Le coût salarial horaire entre 1996 et 2026 est inférieure par rapport aux pays voisins : donc il y a de la marge pour augmenter les salaires (hors index) et revoir la loi de 1996 qui les bloque.
2. Le « Tax-shift » ou le définancement
Le gouvernement Michel (MR NVA) a diminué en 2015 la part patronale des cotisations sociales de 32,4% à 25% du salaire brut (« tax-shift »). Pour 2024 cela représentait au moins 8 milliards de manque de rentrées pour la sécurité sociale (selon le bureau du Plan). Ces 8 à 10 milliards se retrouvent dans la poche des actionnaires.

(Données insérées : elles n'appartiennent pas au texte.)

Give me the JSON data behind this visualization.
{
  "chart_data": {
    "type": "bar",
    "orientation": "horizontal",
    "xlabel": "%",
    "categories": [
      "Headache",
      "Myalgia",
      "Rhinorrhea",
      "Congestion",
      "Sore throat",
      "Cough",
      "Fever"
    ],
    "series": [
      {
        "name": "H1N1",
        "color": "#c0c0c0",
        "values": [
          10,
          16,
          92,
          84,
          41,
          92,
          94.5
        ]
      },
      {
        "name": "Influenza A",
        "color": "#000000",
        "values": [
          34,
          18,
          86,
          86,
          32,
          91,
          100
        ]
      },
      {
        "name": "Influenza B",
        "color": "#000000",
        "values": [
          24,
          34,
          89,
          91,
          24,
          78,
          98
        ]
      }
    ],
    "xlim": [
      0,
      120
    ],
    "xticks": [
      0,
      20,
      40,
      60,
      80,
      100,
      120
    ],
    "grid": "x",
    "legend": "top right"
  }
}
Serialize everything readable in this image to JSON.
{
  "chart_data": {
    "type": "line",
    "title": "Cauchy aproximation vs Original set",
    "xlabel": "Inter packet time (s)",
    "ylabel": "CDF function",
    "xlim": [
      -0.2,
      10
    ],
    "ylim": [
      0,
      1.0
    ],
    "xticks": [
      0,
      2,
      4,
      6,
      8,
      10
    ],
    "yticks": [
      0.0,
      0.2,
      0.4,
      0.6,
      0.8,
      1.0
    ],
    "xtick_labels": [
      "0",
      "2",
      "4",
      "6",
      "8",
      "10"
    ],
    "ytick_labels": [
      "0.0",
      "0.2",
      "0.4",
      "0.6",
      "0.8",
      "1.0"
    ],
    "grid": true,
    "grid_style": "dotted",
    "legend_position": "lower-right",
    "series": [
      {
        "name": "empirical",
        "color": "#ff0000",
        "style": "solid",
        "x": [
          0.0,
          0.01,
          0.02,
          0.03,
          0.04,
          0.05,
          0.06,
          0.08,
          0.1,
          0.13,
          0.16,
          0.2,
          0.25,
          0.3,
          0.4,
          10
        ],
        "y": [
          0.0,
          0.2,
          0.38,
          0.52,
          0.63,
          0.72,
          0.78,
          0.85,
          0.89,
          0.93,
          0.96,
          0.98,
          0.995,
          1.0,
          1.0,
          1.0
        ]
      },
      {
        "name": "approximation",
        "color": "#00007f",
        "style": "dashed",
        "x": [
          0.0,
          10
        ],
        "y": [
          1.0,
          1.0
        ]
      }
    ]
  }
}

3. Militarisation : 34 milliards et austérité 32 milliards
Le gouvernement Arizona (MR-NVA) veut nous imposer des mesures d’austérité pour 32 milliards (23 plus 9) avec l’argument du déficit budgétaire. Mais en même temps l’Arizona a décidé de dépenser 34 milliards (ce qui creuse le déficit) pour la défense dont des avions de chasse F35.
4.Privatisation.
Les dépenses (prestations) sociales se sont élevées, en 2023, à environ 174,2 milliards d’euros, soit 28,9 % du PIB (produit intérieur brut, soit la richesse que les Belges créent en une année). La sécurité sociale représente une partie importante de la richesse produite. Pour les assurances privés (et leurs actionnaires) pouvoir privatiser une partie (comme aux Etats Unis) est un objectif important. Il faut comprendre les attaques contre les mutuelles de la part de la droite dans ce sens : préparer les esprits à remplacer les mutualités, acteurs historiques des soins de santé, par des assurances privées, qui travaillent pour le profit des actionnaires comme aux USA.

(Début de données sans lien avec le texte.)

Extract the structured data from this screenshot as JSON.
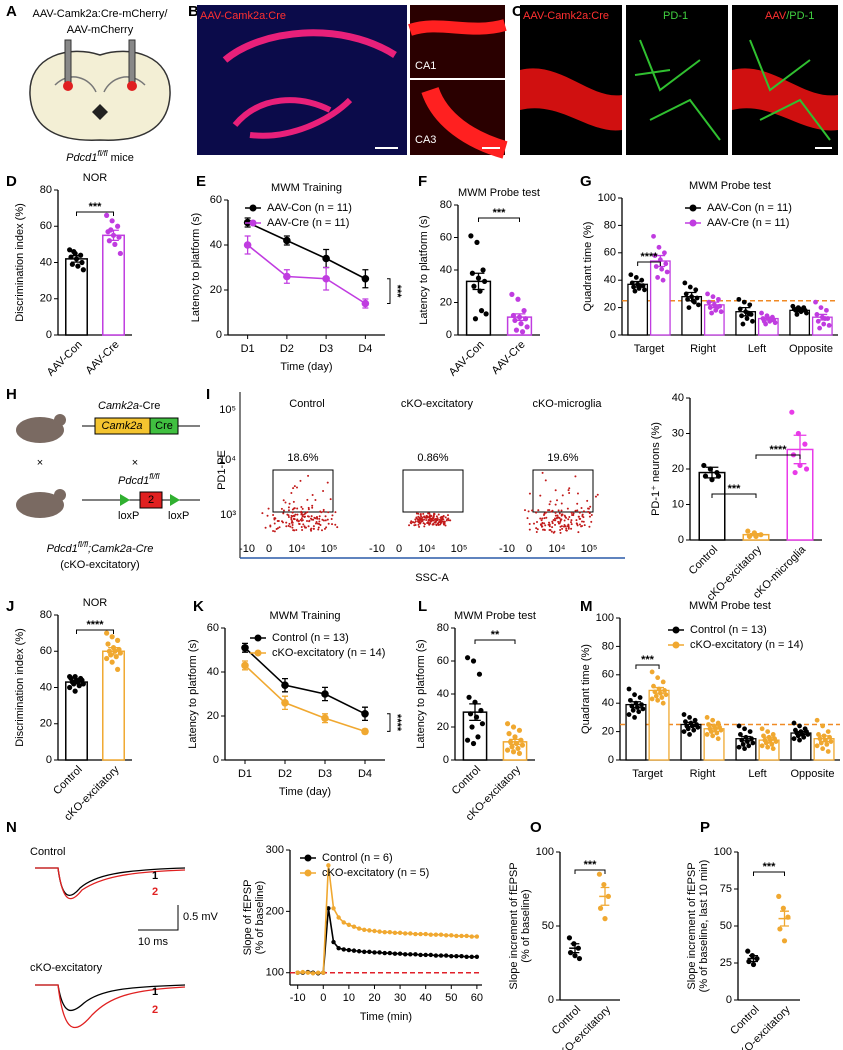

En diminuant le montant des pensions (premier pillier avec financement public) et en diminuant les remboursements pour les soins de santé, ce gouvernement élargit encore plus la voie des assurances privées. C’est une tactique éprouvée de la droite : diminuer le service public, susciter ainsi le mécontentement des usagers, et enfin pousser le privé comme alternative.
Quelles solutions ?
1.Refinancer la sécurité sociale en augmentant la cotisation patronale à 32,4 % du salaire brut comme avant le tax shift de 2015 donc revenir en arrière. Cela fera au moins 9 milliards de plus pour la sécu.

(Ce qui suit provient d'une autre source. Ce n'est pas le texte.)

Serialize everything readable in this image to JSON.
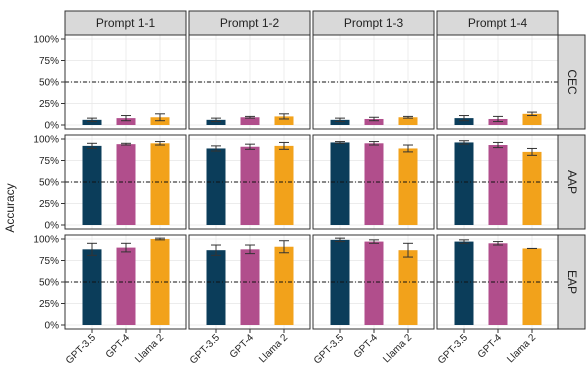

2.La semaine de 30-32h (comme en Islande ou certains secteurs en Suède) sans perte de salaire et embauches compensatoires. Cette vieille revendication mérite d’être reformulée:
- cela augmente le nombre de cotisants actifs à la sécu et est donc une source de financement
- une semaine plus courte est une des solutions contre le burn-out, une cause fréquente de maladie (de longue durée)
- c’est mieux pour concilier vie privée et vie professionnelle certainement pour les ménages avec enfants, ou les familles monoparentales
- ce serait une mesure logique et redistributive par rapport à la productivité qui augmente.
3.Augmenter le montant des pensions. Dans la plupart de nos pays voisins les pensions sont plus élevées que chez nous. Les pensions sont insuffisantes en Belgique : un pourcentage élevé des pensionné(e)s est à risque de pauvreté.